Seperti diberitakan USA Today, sejak Zika merebak di Polinesia-Prancis pada 2013-2014, para dokter telah mengetahui bahwa Zika berhubungan dengan sindrom Guillain-Barre, yakni sistem imun menyerang sistem syaraf, yang menyebabkan lumpuh.
Kini, ilmuwan mengaitkan kondisi serupa dengan multipel sklerosis. Menurut makalah yang dipresentasikan di pertemuan tahunan Akademi Neurologi Amerika di Vancouver, Kanada, pekan ini, ditemukan encephalomyelitis akut diseminata (acute disseminated encephalomyeltis – ADEM), pembengkakan otak dan sumsum tulang belakang yang mempengaruhi myelin, lapisan pembungkus serat syaraf.
ADVERTISEMENT
SCROLL TO CONTINUE WITH CONTENT
Penulis studi itu meneliti pasien yang dirawat di rumah sakit di Recife, Brasil akibat gejala yang kemungkinan disebabkan oleh Zika, yakni dengue atau chikungunya, antara Desember 2014 hingga Desember 2015. Semuanya disebarkan oleh spesies nyamuk yang sama, Aedes aegypti.

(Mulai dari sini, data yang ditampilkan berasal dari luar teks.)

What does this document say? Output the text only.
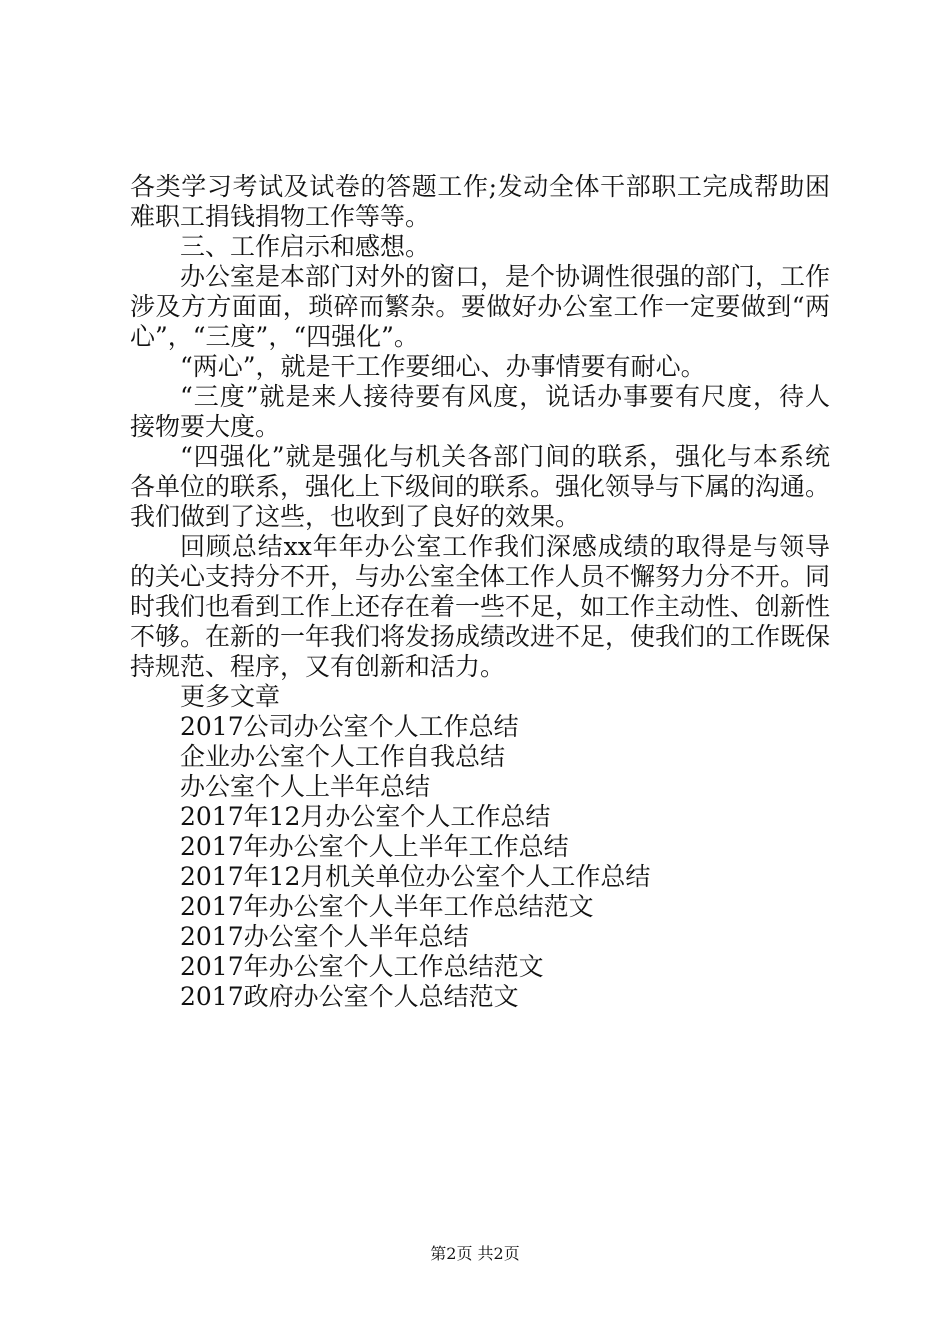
各类学习考试及试卷的答题工作;发动全体干部职工完成帮助困难职工捐钱捐物工作等等。

三、工作启示和感想。

办公室是本部门对外的窗口，是个协调性很强的部门，工作涉及方方面面，琐碎而繁杂。要做好办公室工作一定要做到“两心”，“三度”，“四强化”。

“两心”，就是干工作要细心、办事情要有耐心。

“三度”就是来人接待要有风度，说话办事要有尺度，待人接物要大度。

“四强化”就是强化与机关各部门间的联系，强化与本系统各单位的联系，强化上下级间的联系。强化领导与下属的沟通。我们做到了这些，也收到了良好的效果。

回顾总结xx年年办公室工作我们深感成绩的取得是与领导的关心支持分不开，与办公室全体工作人员不懈努力分不开。同时我们也看到工作上还存在着一些不足，如工作主动性、创新性不够。在新的一年我们将发扬成绩改进不足，使我们的工作既保持规范、程序，又有创新和活力。

更多文章

2017公司办公室个人工作总结

企业办公室个人工作自我总结

办公室个人上半年总结

2017年12月办公室个人工作总结

2017年办公室个人上半年工作总结

2017年12月机关单位办公室个人工作总结

2017年办公室个人半年工作总结范文

2017办公室个人半年总结

2017年办公室个人工作总结范文

2017政府办公室个人总结范文

第2页 共2页
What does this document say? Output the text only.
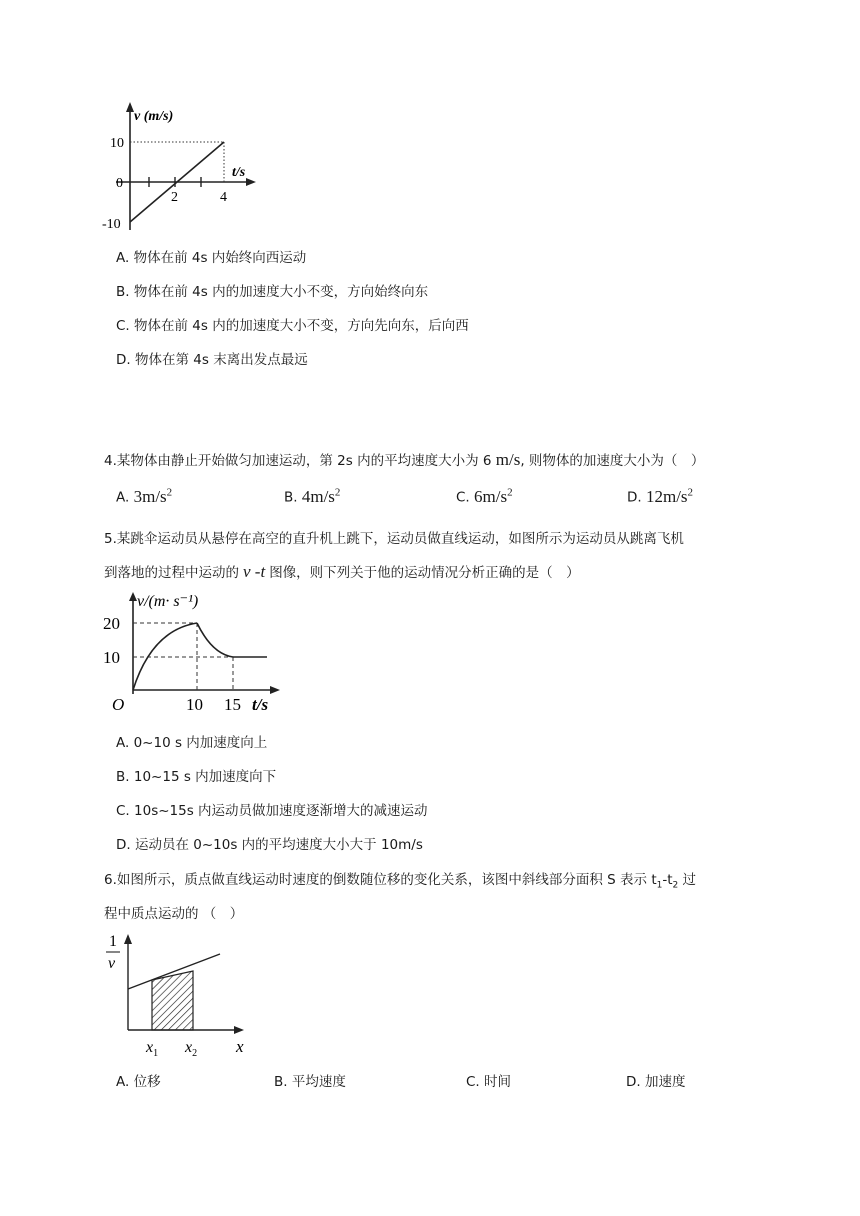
v (m/s)
10
0
-10
2	4
t/s
A. 物体在前 4s 内始终向西运动
B. 物体在前 4s 内的加速度大小不变，方向始终向东
C. 物体在前 4s 内的加速度大小不变，方向先向东，后向西
D. 物体在第 4s 末离出发点最远
4.某物体由静止开始做匀加速运动，第 2s 内的平均速度大小为 6 m/s, 则物体的加速度大小为（　）
A. $3m/s^2$	B. $4m/s^2$	C. $6m/s^2$	D. $12m/s^2$
5.某跳伞运动员从悬停在高空的直升机上跳下，运动员做直线运动，如图所示为运动员从跳离飞机
到落地的过程中运动的 v -t 图像，则下列关于他的运动情况分析正确的是（　）
v/(m· s⁻¹)
20
10
O	10 15 t/s
A. 0~10 s 内加速度向上
B. 10~15 s 内加速度向下
C. 10s~15s 内运动员做加速度逐渐增大的减速运动
D. 运动员在 0~10s 内的平均速度大小大于 10m/s
6.如图所示，质点做直线运动时速度的倒数随位移的变化关系，该图中斜线部分面积 S 表示 $t_1-t_2$ 过
程中质点运动的 （　）
1
v
$x_1$ $x_2$ x
A. 位移	B. 平均速度	C. 时间	D. 加速度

Seluruhnya pernah demam diikuti ruam. Sebagian mengalami gatal hebat, nyeri otot dan persendian, serta mata merah.
Enam orang di antaranya berlanjut dengan masalah neurologis yang cocok dengan penyakit autoimun. Empat berlanjut dengan sindrom Guillain-Barre. Dua lainnya berlanjut jadi ADEM.
Tak seperti multipel sklerosis, yang merupakan penyakit kronis, ADEM biasanya terdiri dari serangan tunggal dan sebagian besar pulih dalam enam bulan. Dalam sejumlah kasus, penyakit tersebut kembali lagi.
Lima dari enam orang masih memiliki masalah dengan otot ketika mereka keluar dari rumah sakit, menurut laporan tersebut. Satu memiliki masalah penglihatan dan satu lagi bermasalah dengan ingatan dan proses berpikir.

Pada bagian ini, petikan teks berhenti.